Is It Good? Harrow County #4 Review

After last month’s superb installment, Harrow County returns for more rural chills. Is it good?


Harrow County #4 (Dark Horse Comics)


harrow-county-4-cover

Remember that awesome/awful looking monster that was stalking Emmy? Well, it’s also emotionally unstable and very upset. After expressing some severe attachment and abandonment issues, it (sort of) attacks her.

Emmy flees through the forest.

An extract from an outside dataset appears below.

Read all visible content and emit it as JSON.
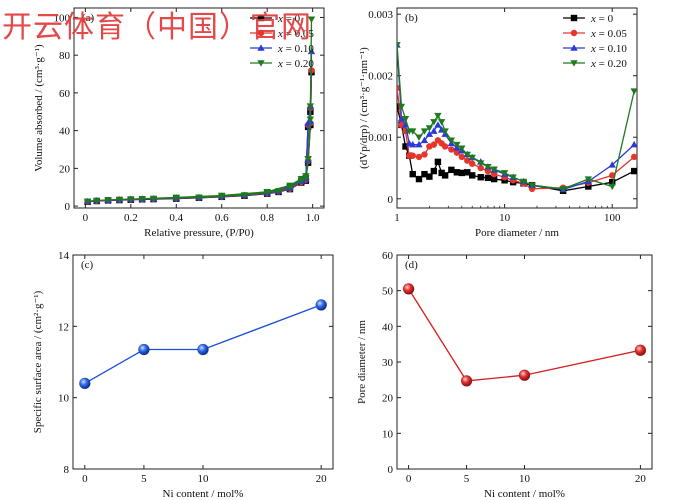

She’s eventually found and rescued by the town pharmacist. The sweet, kind-hearted, can’t-possibly-be-evil-because-he’s-a-nice-old-man who she’s known since she was little couldn’t possibly be evil, right? Well, that depends on how you look at it. Either way, he’s not the savior Emmy was hoping for.

He takes her back to his house and offers up a heaping dose of creepy posturing and solid exposition. We end up learning a great deal about the witch that Emmy is descended from (or is), including one detail in particular that turns the whole series on its head.

Armed with this new knowledge, Emmy heads back home to do what she must…and then there’s a coda that doesn’t make a damn bit of sense.

Is It Good?

So I looked ahead at the previews for the next couple issues and I think I see what the bizarre ending is leading up to. It sounds pretty cool, but you shouldn’t have to do that to follow the story.

That misstep aside, Harrow County #4 is another excellent chapter in a top-notch horror comic series. Tyler Crook opens things up with a stunning two-page spread and never lets up, giving us an issue that looks even better than the last one. And even though I cracked wise a bit about the pharmacist reveal, Crook’s artwork makes him and his scenes with Emmy even scarier than the ones involving demons and monsters.

Print
I HAVE MOMMY ISSUES!!!

On the writing end of things, Cullen Bunn continues to create a terrifying atmosphere while evolving the series’ mythology. There’s a fascinating parallel that can be drawn between Hester and the townsfolk to God and mankind…or mankind’s relationship to authority. Either way, it’s a really cool twist that completely changes the narrative’s dynamic.

Bunn also does a great job playing with our expectations about what path Emmy will take as Hester’s history is revealed. I’m not sure I agree with how Emmy and her father interact with each other after everything that’s happened between them, but aside from that (and the weird ending), this was another great issue.